New decade, new you? The Spring 2020 semester is about to begin and we wanted to share a few pointers regarding managing those financial aid refunds. First things first –check your Ubill! Aid most likely has applied to your bill and refunds will be appearing in your direct deposit accounts shortly.
What’s a refund? A refund is created if the financial aid applied is greater than the university bill. All financial aid, with the exception of work-study, is applied to your U-Bill first. Once the bill is paid in full, any left-over financial aid is typically refunded back to you, the student. You’ll want to make sure you establish the bank account to receive this money through your AccessPlus account.
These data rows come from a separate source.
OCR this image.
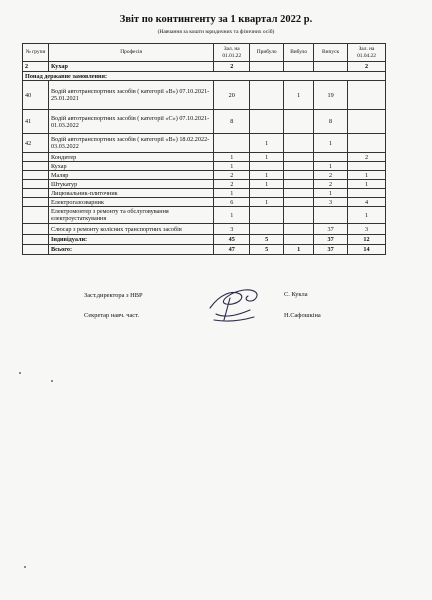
Звіт по контингенту за 1 квартал 2022 р.
(Навчання за кошти юридичних та фізичних осіб)
№ групи	Професія	Зал. на 01.01.22	Прибуло	Вибуло	Випуск	Зал. на 01.04.22
2	Кухар	2				2
Понад державне замовлення:						
40	Водій автотранспортних засобів ( категорії «В») 07.10.2021-25.01.2021	20		1	19	
41	Водій автотранспортних засобів ( категорії «С») 07.10.2021-01.03.2022	8			8	
42	Водій автотранспортних засобів ( категорії «В») 18.02.2022- 03.03.2022		1		1	
	Кондитер	1	1			2
	Кухар	1			1	
	Маляр	2	1		2	1
	Штукатур	2	1		2	1
	Лицювальник-плиточник	1			1	
	Електрогазозварник	6	1		3	4
	Електромонтер з ремонту та обслуговування електроустаткування	1				1
	Слюсар з ремонту колісних транспортних засобів	3			37	3
	Індивідуали:	45	5		37	12
	Всього:	47	5	1	37	14
Заст.директора з НВР	С. Кукла
Секретар навч. част.	Н.Сафошкіна
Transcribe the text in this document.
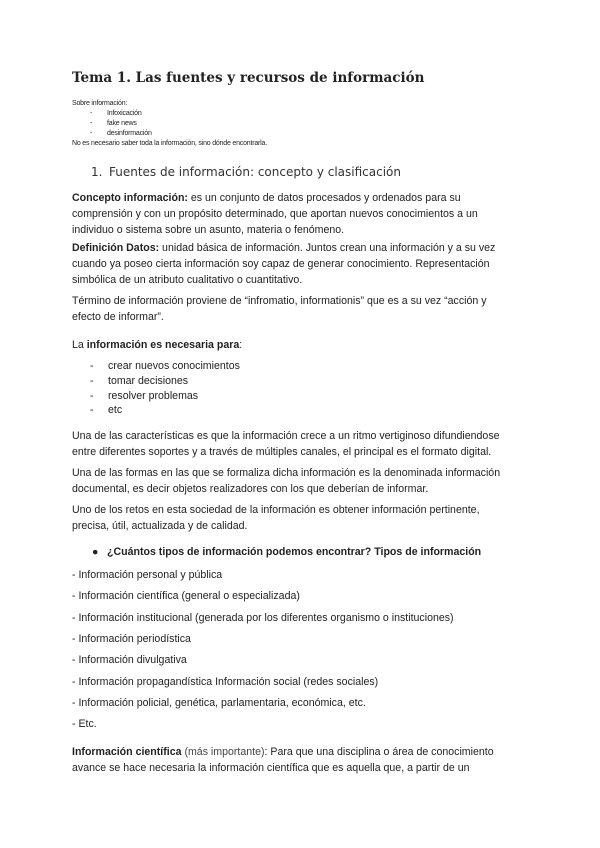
Tema 1. Las fuentes y recursos de información
Sobre información:
- Infoxicación
- fake news
- desinformación
No es necesario saber toda la información, sino dónde encontrarla.
1. Fuentes de información: concepto y clasificación
Concepto información: es un conjunto de datos procesados y ordenados para su
comprensión y con un propósito determinado, que aportan nuevos conocimientos a un
individuo o sistema sobre un asunto, materia o fenómeno.
Definición Datos: unidad básica de información. Juntos crean una información y a su vez
cuando ya poseo cierta información soy capaz de generar conocimiento. Representación
simbólica de un atributo cualitativo o cuantitativo.
Término de información proviene de “infromatio, informationis” que es a su vez “acción y
efecto de informar”.
La información es necesaria para:
- crear nuevos conocimientos
- tomar decisiones
- resolver problemas
- etc
Una de las características es que la información crece a un ritmo vertiginoso difundiendose
entre diferentes soportes y a través de múltiples canales, el principal es el formato digital.
Una de las formas en las que se formaliza dicha información es la denominada información
documental, es decir objetos realizadores con los que deberían de informar.
Uno de los retos en esta sociedad de la información es obtener información pertinente,
precisa, útil, actualizada y de calidad.
● ¿Cuántos tipos de información podemos encontrar? Tipos de información
- Información personal y pública
- Información científica (general o especializada)
- Información institucional (generada por los diferentes organismo o instituciones)
- Información periodística
- Información divulgativa
- Información propagandística Información social (redes sociales)
- Información policial, genética, parlamentaria, económica, etc.
- Etc.
Información científica (más importante): Para que una disciplina o área de conocimiento
avance se hace necesaria la información científica que es aquella que, a partir de un
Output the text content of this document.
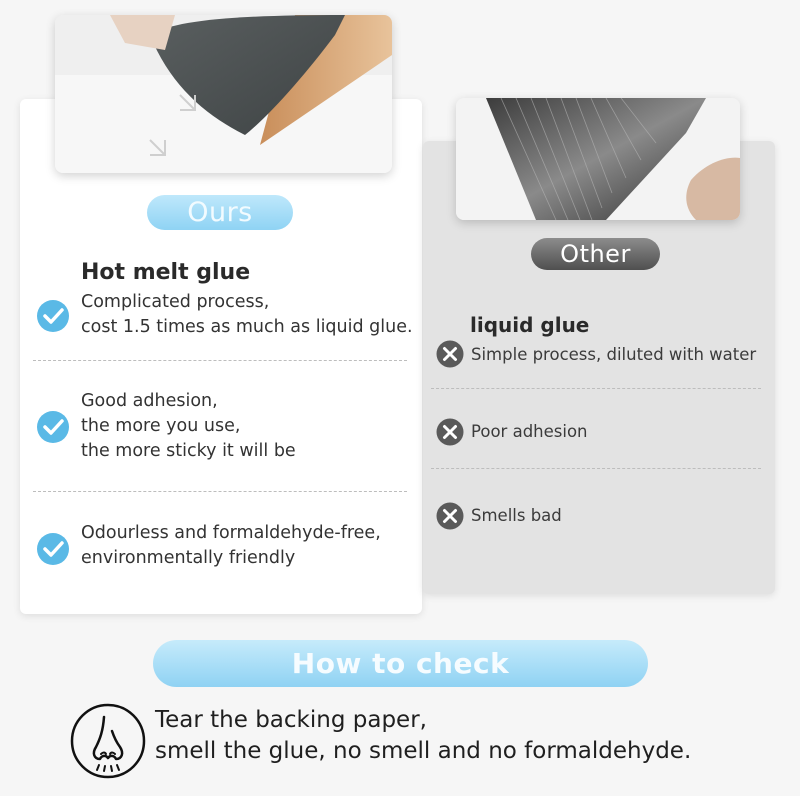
Ours
Hot melt glue
Complicated process,
cost 1.5 times as much as liquid glue.
Good adhesion,
the more you use,
the more sticky it will be
Odourless and formaldehyde-free,
environmentally friendly
Other
liquid glue
Simple process, diluted with water
Poor adhesion
Smells bad
How to check
Tear the backing paper,
smell the glue, no smell and no formaldehyde.
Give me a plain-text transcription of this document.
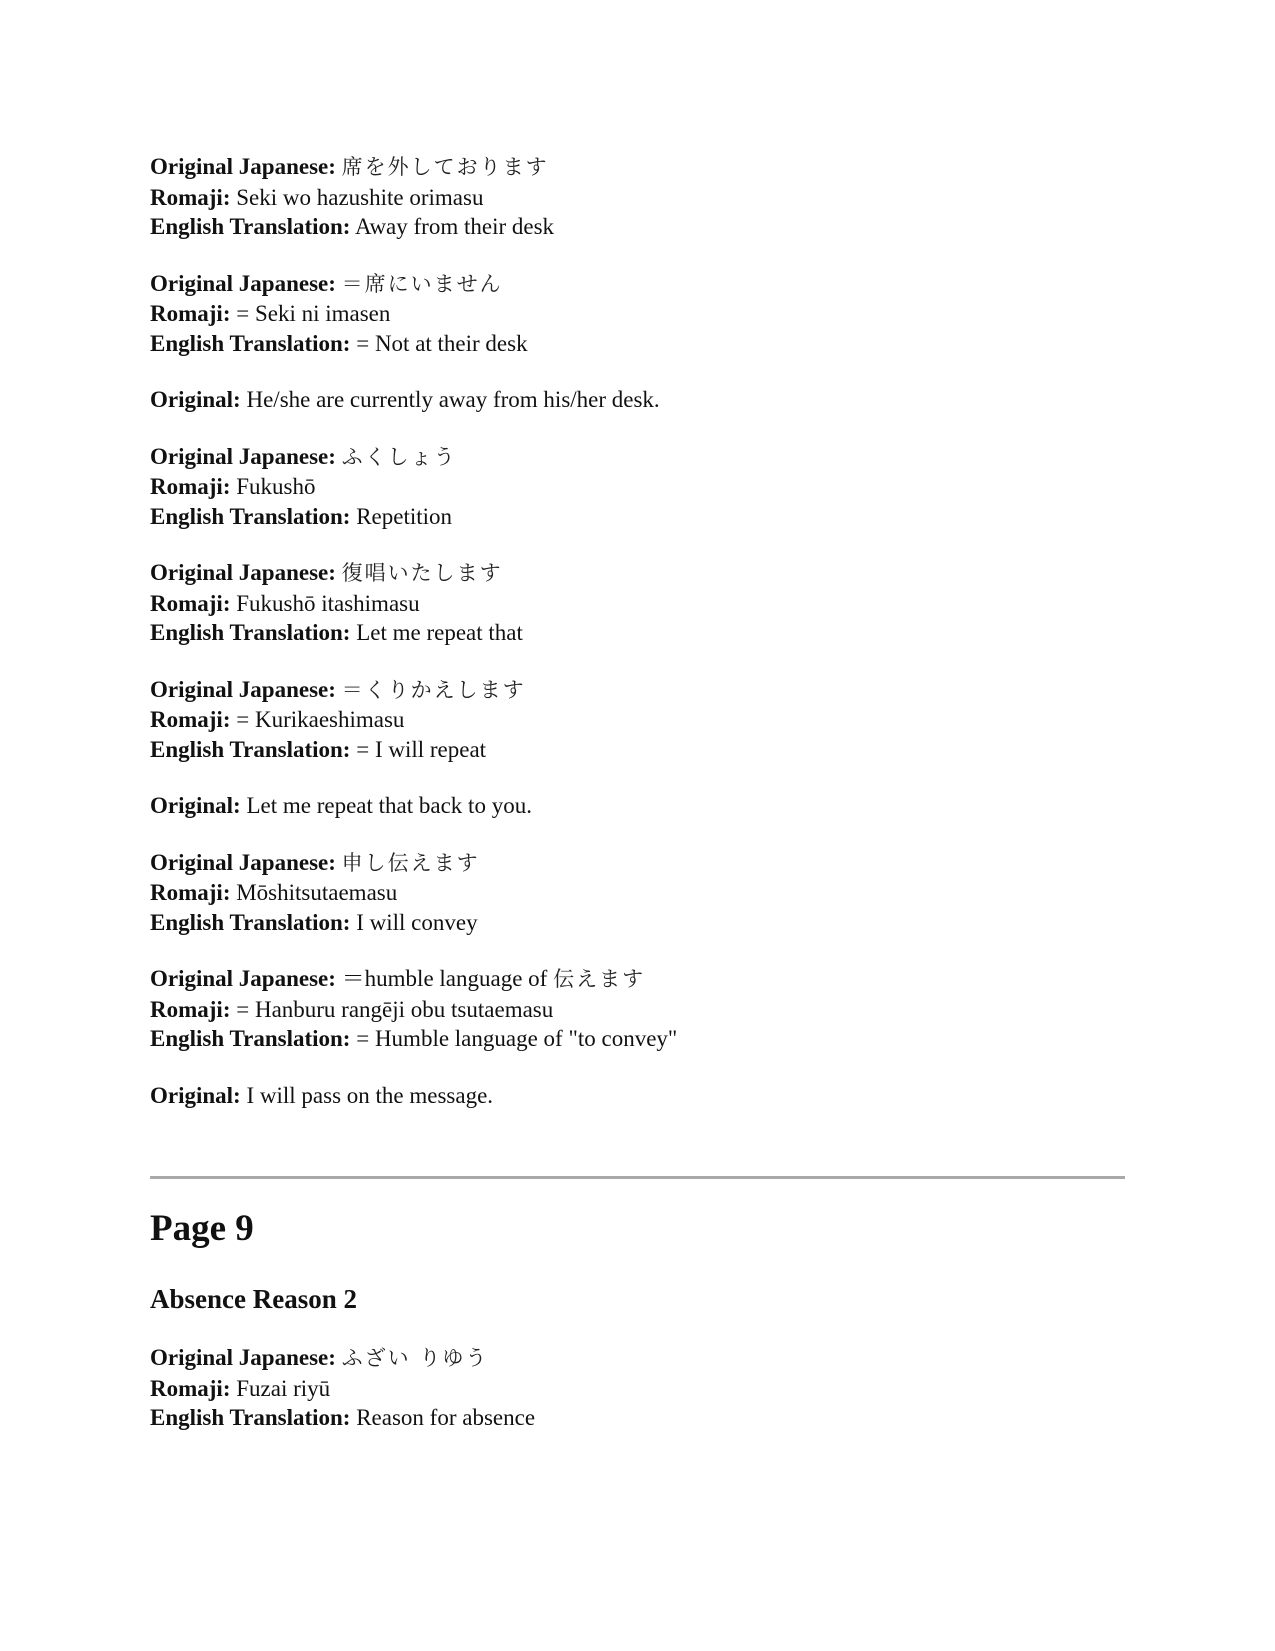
Original Japanese: 席を外しております
Romaji: Seki wo hazushite orimasu
English Translation: Away from their desk
Original Japanese: ＝席にいません
Romaji: = Seki ni imasen
English Translation: = Not at their desk
Original: He/she are currently away from his/her desk.
Original Japanese: ふくしょう
Romaji: Fukushō
English Translation: Repetition
Original Japanese: 復唱いたします
Romaji: Fukushō itashimasu
English Translation: Let me repeat that
Original Japanese: ＝くりかえします
Romaji: = Kurikaeshimasu
English Translation: = I will repeat
Original: Let me repeat that back to you.
Original Japanese: 申し伝えます
Romaji: Mōshitsutaemasu
English Translation: I will convey
Original Japanese: ＝humble language of 伝えます
Romaji: = Hanburu rangēji obu tsutaemasu
English Translation: = Humble language of "to convey"
Original: I will pass on the message.
Page 9
Absence Reason 2
Original Japanese: ふざい りゆう
Romaji: Fuzai riyū
English Translation: Reason for absence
Once logged into AccessPlus, under the “Student” tab, select “Direct Deposit”. There you’ll enter the bank account number and routing number where you would like the refund or credit balance deposited.
However, not all students receive a refund. If you are living on campus, you may receive a small refund for books or supplies but your housing, food, tuition and fees will be included on your Ubill. If you are living off campus, you may receive a larger refund that is intended to cover books, housing, food and utilities throughout the semester after your tuition and fees are paid. It’s important to remember that financial aid is disbursed on a semesterly basis so the refund you received in August is intended to last until January. The refund you receive in January is intended to last you until May. This is probably one of the biggest challenges students face from a money management standpoint!
If you receive a large financial aid refund at the beginning of the term, it may be tempting to spend it all very quickly, so budgeting is crucial!
Below are some tips to help ensure you manage that refund effectively:
1. If you do not need all of your refund, you can contact the Office of Student Financial Aid to return all or a portion of your aid, especially if your aid is consisted mainly of loans.
2. Create a budget to help your refund last. Only plan for your refund to cover the necessities, like books, rent, utilities and food. If you need money for something other than those items, try to find an alternative route such as using money from your part time job instead.
3. Divide your semester refund by 5 to determine how much you’ll have for a monthly budget. This will be important when determining your monthly bills such as rent, utilities and food. Don’t know where to start? Check out this link to find budgeting basics.
4. Place your refund in a separate bank account other than the one you use for every day spending. That ensures you may be less likely to spend the money with the swipe of your debit card.
5. Keep in mind your cost of attendance. If you’ve been awarded the maximum in financial aid for one school year, in most cases, we will be unable to increase your financial aid if you run out of money towards the end of the semester (even if it’s a loan!)
Wishing all students a great semester in 2020 and starting the New Year off on the right [financial] foot!